Doggie Karma!

Golden Rule #18: What Goes Around, Comes Around

The thought dispensed by my box of gathered thoughts today: “How people treat you is their karma. How you react is yours.” (Wayne Dyer)

In life, you can’t control what other people do or say, or what they don’t do or don’t say. That part isn’t up to you. However, how you respond to those things is up to you.

This is one of the hardest lessons to learn, for me. It transcends jobs, and workplaces, and volunteer activities, and church committees (especially those!), and just about every interpersonal interaction, whether professional, social, or family. It’s one of those things you know, and yet you still get to keep learning it.

You never know who’s watching, or listening, when something happens that you don’t expect. And you know what? They watch you, and your reaction, far more closely than they watch the event or incident that caused it. Sometimes your reaction speaks far more forcefully than any action that preceded it.

Copper and his jolly ball

Copper and his jolly ball

It was amazing to me to learn how Copper would take his cues from what was happening around him. He still does, in fact. My attitude often determined his reaction. He wasn’t about to come trotting over to me if I yelled for him to COME HERE! in a giant booming voice.

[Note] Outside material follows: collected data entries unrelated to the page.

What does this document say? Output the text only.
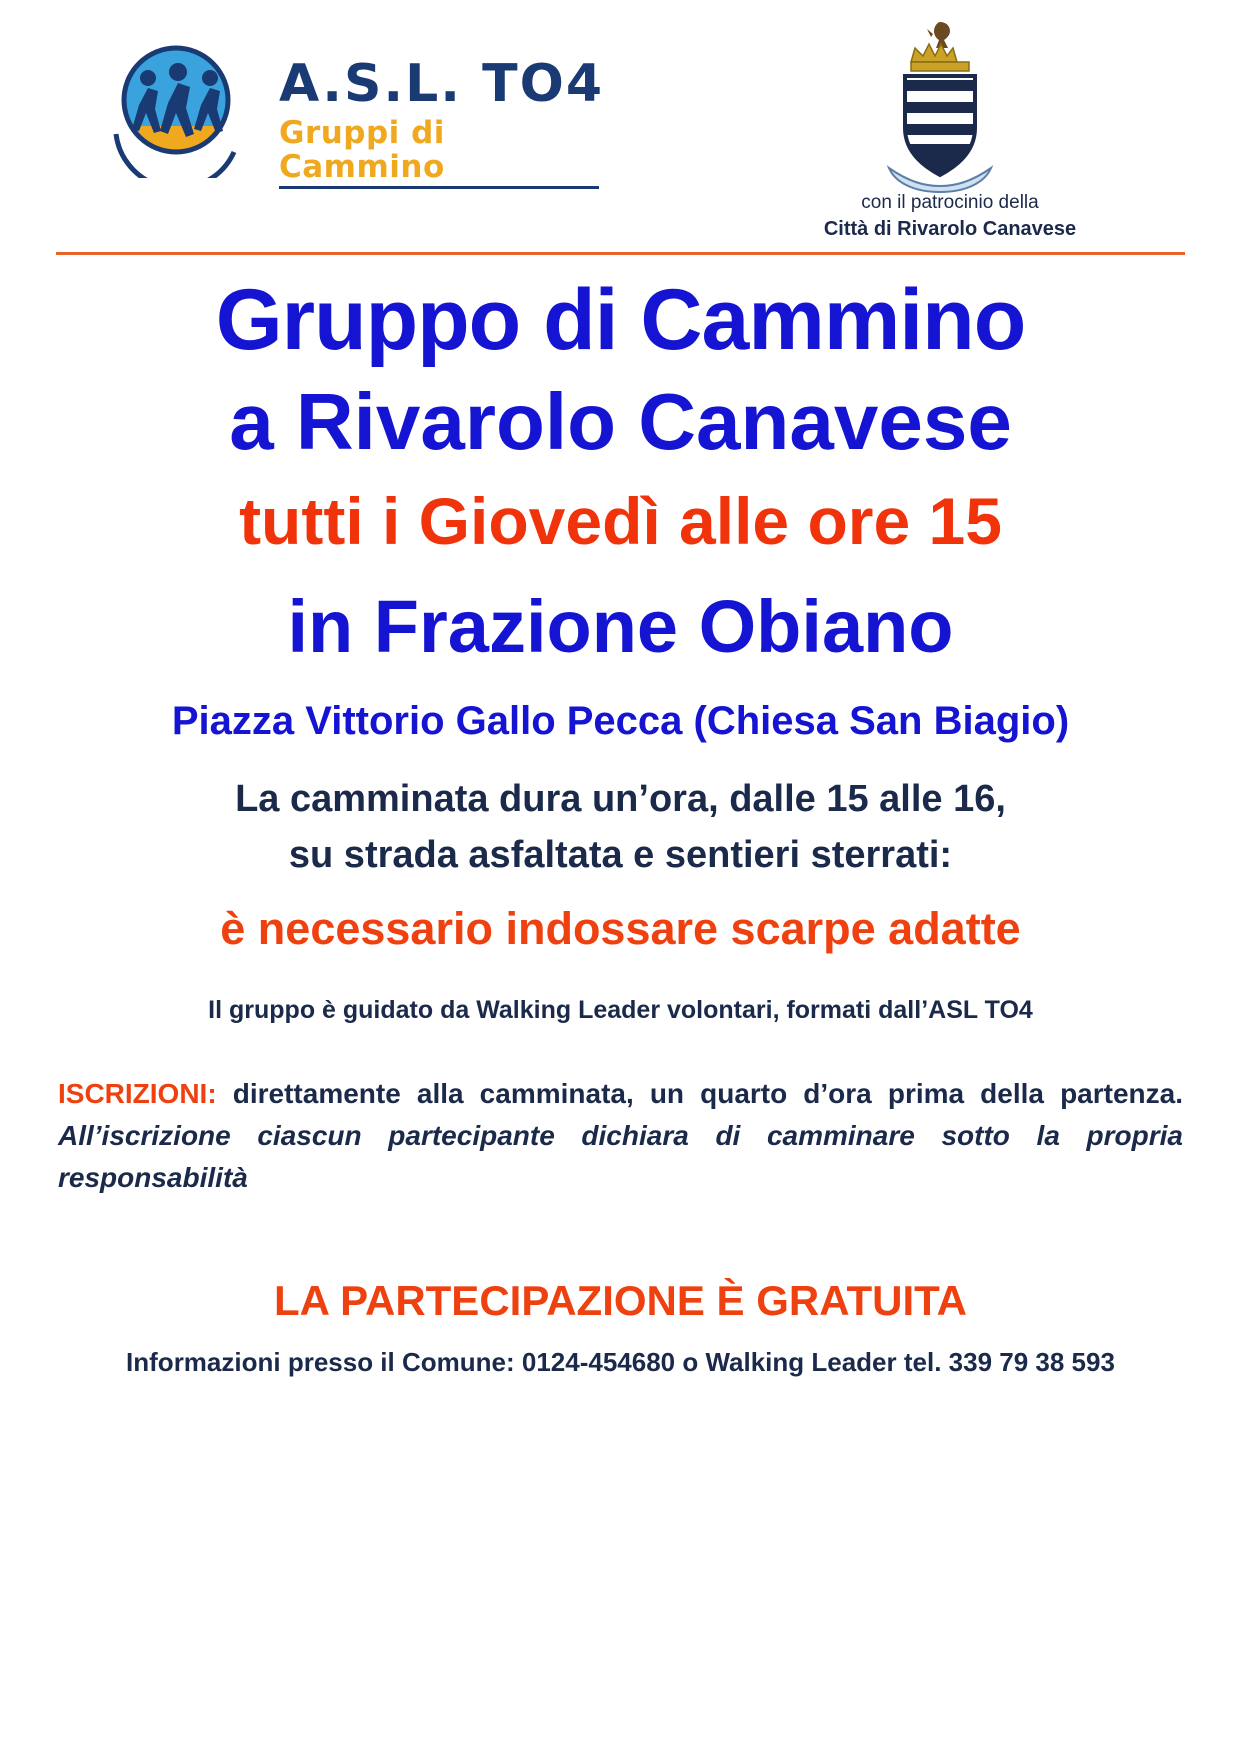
A.S.L. TO4
Gruppi di Cammino
con il patrocinio della
Città di Rivarolo Canavese
Gruppo di Cammino
a Rivarolo Canavese
tutti i Giovedì alle ore 15
in Frazione Obiano
Piazza Vittorio Gallo Pecca (Chiesa San Biagio)
La camminata dura un’ora, dalle 15 alle 16,
su strada asfaltata e sentieri sterrati:
è necessario indossare scarpe adatte
Il gruppo è guidato da Walking Leader volontari, formati dall’ASL TO4
ISCRIZIONI: direttamente alla camminata, un quarto d’ora prima della partenza. All’iscrizione ciascun partecipante dichiara di camminare sotto la propria responsabilità
LA PARTECIPAZIONE È GRATUITA
Informazioni presso il Comune: 0124-454680 o Walking Leader tel. 339 79 38 593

But if I crouched down like I was going to play, and then turned around and tiptoed just out of sight, he came every time, mostly out of curiosity. I learned I had to be better or more appealing than whatever was causing him not to do what I wanted him to do.

How does this relate to what goes around, comes around? Doggie karma! If I want to elicit a particular reaction from Copper, I’d better make sure my action inspires it. And if I react badly to him, it’s hardly fair to expect his behavior to improve.

What goes around really does come around. We don’t get to decide when, of course, or what, or how. But we can rest in the knowledge that that is not up to us. We are only responsible for what we do and say, and how we react.